CBTを終えた直後は、心身ともに疲れているので、数日休んで気持ちを整えるのは問題ありません。
ただし、休みすぎには注意してください。
CBTとOSCEは近い時期に実施されることが多く、OSCE準備の期間は限られています。
実技の習得には時間がかかるため、あまり長く休むと、準備時間が足りなくなる可能性があります。
目安として、数日休んだら、OSCEに向けて気持ちを切り替え、準備を始めることをおすすめします。
まずはOSCEの全体像を把握することから、無理のない範囲で始めてみてください。
休息と準備のバランスを取りながら、OSCEに向けて動き出しましょう。
所属大学のOSCE日程を確認し、逆算して準備を始めると安心です。
Q2. OSCEの練習相手がいません。一人でどう準備すればよいですか?
練習相手がいない場合でも、できる準備はあります。
まず、OSCEの全体像の把握、医療面接の流れの理解、身体診察の手順の確認は、一人でもできます。
教科書や動画教材で、手技の手順を学び、頭に入れておきましょう。
また、鏡の前で医療面接の流れを声に出して練習したり、自分の体で診察手技の動きを確認したりすることも可能です。
ただし、医療面接や診察は、相手がいないと本番の練習にならない部分もあります。
同じOSCEを控えた同級生に声をかけて、一緒に練習する仲間を見つけることをおすすめします。
多くの学生が練習相手を探しているので、意外と見つかるものです。
大学によっては、練習用の環境や機会が用意されている場合もあるので、確認してみてください。
一人でできる準備を進めつつ、練習相手を探す努力もしてみましょう。
Q3. CBTの勉強とOSCEの準備、両立できずCBT中はOSCEに手が回りませんでした。今からで間に合いますか?
CBT後からでも、十分に間に合う可能性があります。
多くの学生が、CBTに集中している間はOSCEまで手が回らず、CBT後からOSCE準備を本格化させます。
ですから、CBTが終わった今から始めても、決して遅くはありません。
大切なのは、限られた期間を効率よく使うことです。
まずOSCEの全体像と評価項目を把握し、頻出の課題(医療面接、主要な身体診察)から優先的に練習してください。
実技は繰り返しで身につくので、毎日少しずつでも練習を重ねることが重要です。
仲間と練習環境を作り、集中的に取り組めば、短期間でも実技は上達します。
CBTで培った知識という土台があるので、それを実技に結びつけていけば、効率よく準備できます。
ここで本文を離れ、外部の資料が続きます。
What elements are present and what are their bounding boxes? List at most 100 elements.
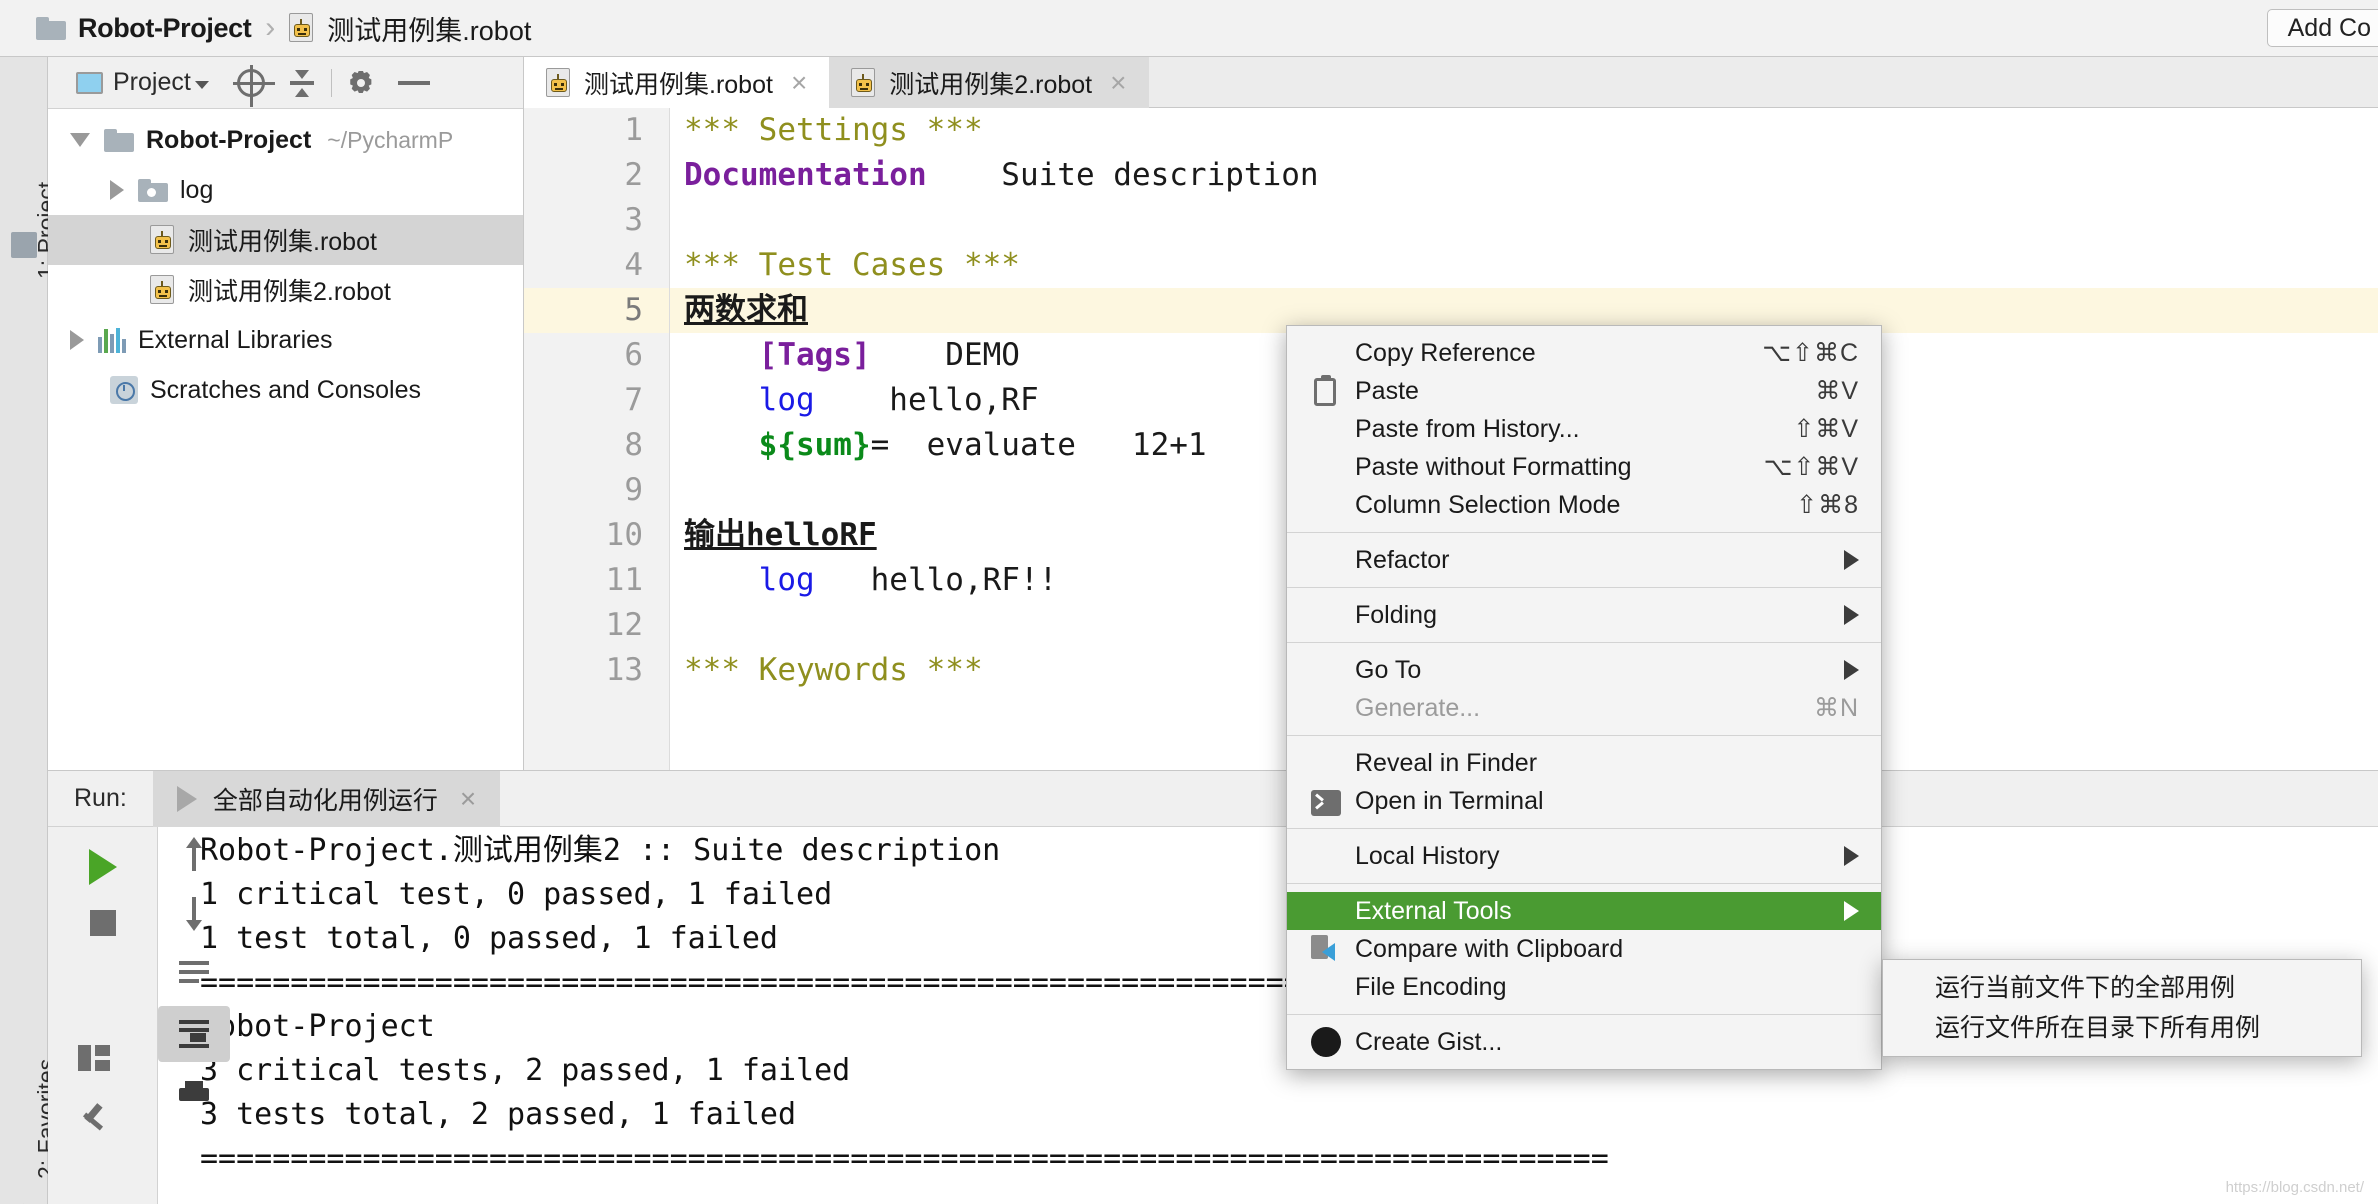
minimize-icon[interactable] [397, 80, 430, 85]
stop-button[interactable] [67, 895, 139, 951]
code-token: Suite description [926, 157, 1319, 193]
close-icon[interactable]: × [460, 783, 476, 815]
scroll-to-end-button[interactable] [158, 1006, 230, 1062]
watermark: https://blog.csdn.net/ [2225, 1179, 2364, 1196]
tree-node-external-libraries[interactable]: External Libraries [48, 315, 523, 365]
stop-icon [89, 910, 116, 936]
menu-separator [1287, 642, 1881, 643]
menu-item-copy-reference[interactable]: Copy Reference ⌥⇧⌘C [1287, 334, 1881, 372]
breadcrumb-bar: Robot-Project › 测试用例集.robot Add Co [0, 0, 2378, 57]
menu-item-column-selection-mode[interactable]: Column Selection Mode ⇧⌘8 [1287, 486, 1881, 524]
chevron-right-icon [1844, 846, 1859, 866]
menu-item-external-tools[interactable]: External Tools [1287, 892, 1881, 930]
code-token: = evaluate 12+1 [870, 427, 1207, 463]
code-line[interactable]: *** Test Cases *** [670, 243, 2378, 288]
chevron-down-icon [194, 80, 209, 89]
console-line: ========================================… [200, 1141, 1609, 1176]
folder-source-icon [138, 178, 168, 202]
up-button[interactable] [158, 826, 230, 882]
tree-node-testsuite-1[interactable]: 测试用例集.robot [48, 215, 523, 265]
menu-item-file-encoding[interactable]: File Encoding [1287, 968, 1881, 1006]
menu-item-paste[interactable]: Paste ⌘V [1287, 372, 1881, 410]
code-token: *** Test Cases *** [684, 247, 1020, 283]
tree-node-robot-project[interactable]: Robot-Project ~/PycharmP [48, 115, 523, 165]
menu-item-reveal-in-finder[interactable]: Reveal in Finder [1287, 744, 1881, 782]
menu-item-label: Create Gist... [1355, 1027, 1503, 1056]
run-configuration-label: 全部自动化用例运行 [212, 786, 438, 815]
line-number: 8 [624, 427, 643, 463]
menu-item-shortcut: ⇧⌘V [1793, 415, 1859, 443]
print-button[interactable] [158, 1066, 230, 1122]
menu-item-label: Paste from History... [1355, 414, 1580, 443]
menu-item-go-to[interactable]: Go To [1287, 651, 1881, 689]
breadcrumb-file[interactable]: 测试用例集.robot [327, 9, 531, 48]
close-icon[interactable]: × [1110, 67, 1126, 99]
menu-item-folding[interactable]: Folding [1287, 596, 1881, 634]
layout-button[interactable] [58, 1030, 130, 1086]
menu-item-label: Compare with Clipboard [1355, 934, 1624, 963]
breadcrumb: Robot-Project › 测试用例集.robot [36, 9, 531, 48]
menu-item-label: File Encoding [1355, 972, 1507, 1001]
down-button[interactable] [158, 886, 230, 942]
external-tools-submenu[interactable]: 运行当前文件下的全部用例 运行文件所在目录下所有用例 [1882, 959, 2362, 1057]
menu-item-label: Reveal in Finder [1355, 748, 1538, 777]
code-line[interactable]: *** Settings *** [670, 108, 2378, 153]
breadcrumb-project[interactable]: Robot-Project [78, 13, 252, 44]
terminal-icon [1311, 789, 1341, 816]
target-icon[interactable] [232, 64, 275, 107]
menu-item-generate: Generate... ⌘N [1287, 689, 1881, 727]
collapse-all-icon[interactable] [287, 68, 317, 98]
rerun-button[interactable] [67, 839, 139, 895]
menu-separator [1287, 587, 1881, 588]
editor-tab-label: 测试用例集2.robot [889, 70, 1093, 99]
chevron-right-icon[interactable] [110, 180, 124, 200]
tree-node-label: log [180, 175, 214, 204]
folder-icon [104, 128, 134, 152]
editor-context-menu[interactable]: Copy Reference ⌥⇧⌘C Paste ⌘V Paste from Hist… [1286, 325, 1882, 1070]
soft-wrap-button[interactable] [158, 946, 230, 1002]
pin-button[interactable] [58, 1090, 130, 1146]
chevron-right-icon[interactable] [70, 330, 84, 350]
editor-tab-label: 测试用例集.robot [584, 70, 773, 99]
menu-item-create-gist[interactable]: Create Gist... [1287, 1023, 1881, 1061]
menu-item-local-history[interactable]: Local History [1287, 837, 1881, 875]
code-token: log [758, 562, 815, 598]
tree-node-scratches[interactable]: Scratches and Consoles [48, 365, 523, 415]
menu-item-paste-from-history[interactable]: Paste from History... ⇧⌘V [1287, 410, 1881, 448]
menu-item-refactor[interactable]: Refactor [1287, 541, 1881, 579]
line-number: 11 [605, 562, 643, 598]
chevron-right-icon [1844, 550, 1859, 570]
code-line[interactable]: Documentation Suite description [670, 153, 2378, 198]
menu-item-label: Refactor [1355, 545, 1450, 574]
robot-file-icon [150, 225, 176, 255]
chevron-right-icon [1844, 660, 1859, 680]
editor-tab-1[interactable]: 测试用例集.robot × [524, 57, 830, 108]
code-line[interactable] [670, 198, 2378, 243]
tree-node-log[interactable]: log [48, 165, 523, 215]
code-token: [Tags] [758, 337, 871, 373]
submenu-item-1[interactable]: 运行当前文件下的全部用例 [1883, 968, 2361, 1008]
line-number: 12 [605, 607, 643, 643]
tree-node-label: 测试用例集.robot [188, 228, 377, 256]
menu-item-shortcut: ⌘N [1813, 694, 1859, 722]
menu-item-compare-with-clipboard[interactable]: Compare with Clipboard [1287, 930, 1881, 968]
menu-item-open-in-terminal[interactable]: Open in Terminal [1287, 782, 1881, 820]
menu-item-paste-without-formatting[interactable]: Paste without Formatting ⌥⇧⌘V [1287, 448, 1881, 486]
code-token: hello,RF!! [814, 562, 1058, 598]
gear-icon[interactable] [346, 68, 376, 98]
close-icon[interactable]: × [791, 67, 807, 99]
tree-node-testsuite-2[interactable]: 测试用例集2.robot [48, 265, 523, 315]
run-configuration-tab[interactable]: 全部自动化用例运行 × [152, 770, 501, 827]
add-configuration-button[interactable]: Add Co [2266, 9, 2378, 47]
menu-item-label: Generate... [1355, 693, 1481, 722]
chevron-down-icon[interactable] [70, 133, 90, 147]
editor-tab-2[interactable]: 测试用例集2.robot × [829, 57, 1149, 108]
project-folder-icon[interactable] [11, 232, 37, 258]
menu-item-label: Folding [1355, 600, 1437, 629]
menu-item-shortcut: ⌥⇧⌘V [1763, 453, 1859, 481]
project-view-selector[interactable]: Project [70, 57, 215, 109]
menu-item-label: Open in Terminal [1355, 786, 1544, 815]
submenu-item-2[interactable]: 运行文件所在目录下所有用例 [1883, 1008, 2361, 1048]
焦らず、しかし着実に、OSCE本番に向けて準備を進めてください。
所属大学の日程を確認し、逆算して計画を立てましょう。
参考文献・出典
公益社団法人医療系大学間共用試験実施評価機構(CATO)公式サイト:共用試験(CBT・OSCE)の実施概要
文部科学省「医学教育モデル・コア・カリキュラム」
リーフェ医学情報・医学生道場 指導現場での観察事例
※OSCEの実施形式・評価項目・日程は大学によって異なります。
必ず所属大学の正式な案内を確認してください。